VIE DE SAINT ANTOINE

Selon la légende Antoine naît en Haute Égypte en 251, dans le petit village de Qeman. Héritier d’une riche famille chrétienne, il fait ses études à Alexandrie. A ses dix-huit ans, ses parents décèdent. Il reste seul avec une sœur cadette. Sa vocation se dessine quand il entend lire dans une église cette parole de l’évangile de Matthieu : «Si tu veux être parfait, va, vends tout ce que tu as, donne-le aux pauvres, suis-moi, et tu auras un trésor au ciel.» Alors, il vend tous ses biens, les distribue aux pauvres, installe sa sœur, selon ses vœux, dans une communauté féminine comme «vierge consacrée» et part dans le désert.

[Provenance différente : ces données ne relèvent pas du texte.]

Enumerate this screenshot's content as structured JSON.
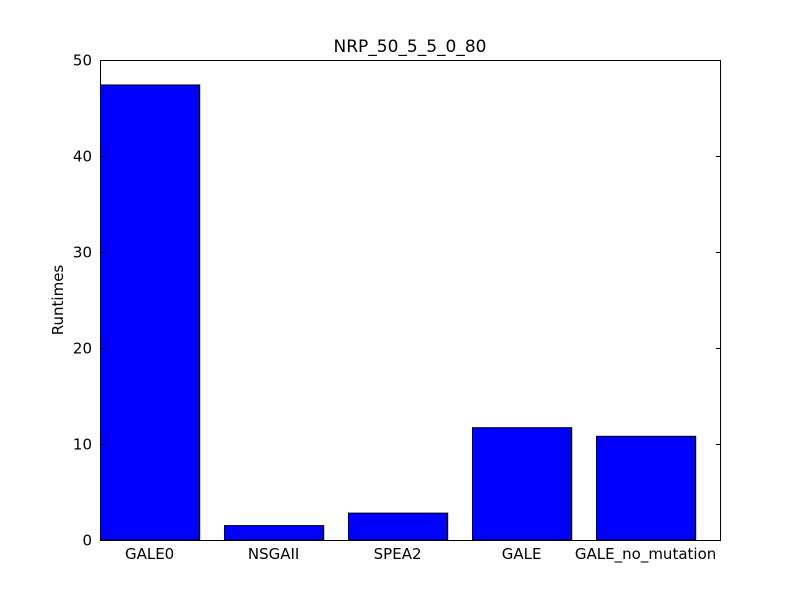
{
  "chart_data": {
    "type": "bar",
    "title": "NRP_50_5_5_0_80",
    "xlabel": "",
    "ylabel": "Runtimes",
    "categories": [
      "GALE0",
      "NSGAII",
      "SPEA2",
      "GALE",
      "GALE_no_mutation"
    ],
    "values": [
      47.4,
      1.5,
      2.8,
      11.7,
      10.8
    ],
    "ylim": [
      0,
      50
    ],
    "yticks": [
      0,
      10,
      20,
      30,
      40,
      50
    ],
    "grid": false,
    "legend": "none",
    "bar_color": "#0000ff",
    "edge_color": "#000000"
  }
}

Ermite, il travaille la terre, prie, lit les Écritures et rend visite aux autres ermites.

C’est là que le Démon entre dans sa vie pour de longues années. Antoine doit résister aux attaques – tantôt séductrices, tantôt terrifiantes – du Malin. Il voit apparaître des figures monstrueuses, fréquemment représentées par les peintres chrétiens du Moyen-Âge. Le diable va redoubler ses assauts contre le saint homme, au point de le laisser évanoui et couvert de plaies. Ce sont les « Tentations de Saint-Antoine », contre lesquelles il combattra en menant une vie austère.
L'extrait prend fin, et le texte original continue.